We think the same effect can work in career planning and commercial awareness too.
Bizenko can tap into that natural enthusiasm that some people have for promoting themselves and the need other people have to learn about business. The reason I have chosen this example of the Maths lesson is simple. To a certain extent; Maths is not about opinion, it’s about facts.
We do not wish Bizenko to become bogged down in the expression of mere opinions. The Internet has more than enough websites that allow you to express opinions (and few things are as tedious as business people telling you their opinions relating to business). Instead, we would like those people who are generous enough to offer their expertise, to offer it in the context of explaining (non-specific) mistakes, solving problems and facilitating learning or improvement. In short, in the context of making themselves look good.
I just re-read an online article from a Financial Times (London) journalist (Professor Don Sull) listing 5 myths about why companies fail. It’s an interesting piece to read and to get readers thinking.
My question is this:
What about the numerical explanation behind the case studies in his article? What do the financial records look like when a company fails? It’s interesting to read Professor Sull’s ideas; but it could be even better to learn what business failure can look like on paper, in order that we can recognise the warning signs if it happens to us.
Who in the business world can fill in these gaps for the benefit of others?
Who amongst the business community can demonstrate their expertise, and win new followers or customers, by demonstrating their absolute mastery of the finances of company failure?
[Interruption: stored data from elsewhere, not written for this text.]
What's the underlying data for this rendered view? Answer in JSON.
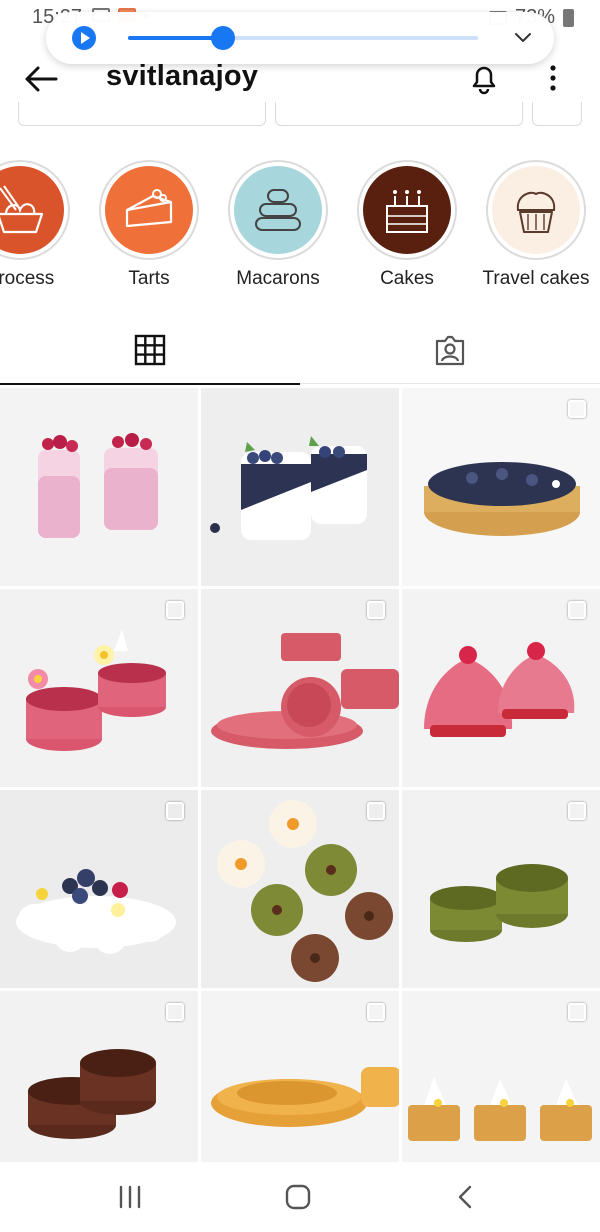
{
  "status_bar": {
    "time": "15:27",
    "battery": "73%"
  },
  "media_player": {
    "progress": 0.27
  },
  "header": {
    "username": "svitlanajoy"
  },
  "highlights": [
    {
      "label": "Process",
      "color": "#d9542b",
      "icon": "whisk-bowl-icon"
    },
    {
      "label": "Tarts",
      "color": "#f0703a",
      "icon": "tart-slice-icon"
    },
    {
      "label": "Macarons",
      "color": "#a7d6dc",
      "icon": "macaron-stack-icon"
    },
    {
      "label": "Cakes",
      "color": "#5a200f",
      "icon": "birthday-cake-icon"
    },
    {
      "label": "Travel cakes",
      "color": "#fbeee2",
      "icon": "muffin-icon"
    }
  ],
  "tabs": [
    {
      "name": "posts",
      "icon": "grid-icon",
      "active": true
    },
    {
      "name": "tagged",
      "icon": "tagged-person-icon",
      "active": false
    }
  ],
  "posts": [
    {
      "subject": "raspberry-mousse-glasses",
      "multi": false
    },
    {
      "subject": "blueberry-panna-cotta",
      "multi": false
    },
    {
      "subject": "blueberry-tart",
      "multi": true
    },
    {
      "subject": "pink-tartlets-with-flowers",
      "multi": true
    },
    {
      "subject": "pink-tart-shells",
      "multi": true
    },
    {
      "subject": "pink-domes",
      "multi": true
    },
    {
      "subject": "meringue-berry-cake",
      "multi": true
    },
    {
      "subject": "linzer-cookies",
      "multi": true
    },
    {
      "subject": "green-tart-rings",
      "multi": true
    },
    {
      "subject": "chocolate-tart-rings",
      "multi": true
    },
    {
      "subject": "golden-tart-ring",
      "multi": true
    },
    {
      "subject": "meringue-mini-tarts",
      "multi": true
    }
  ],
  "nav": [
    "recent-apps-icon",
    "home-icon",
    "back-icon"
  ]
}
Surely there is someone reading this post who can win new business for themselves, by explaining the story behind the figures?
Or perhaps someone else can demonstrate some habits that can help to warn of impending insolvency altogether.
If I were to search the Internet for an accountant, I would be more inclined to approach the accountant who was engaged in this sort of dialogue rather then the one who just happened to live close to me and who also happened to have spent lots of money climbing the search engine rankings.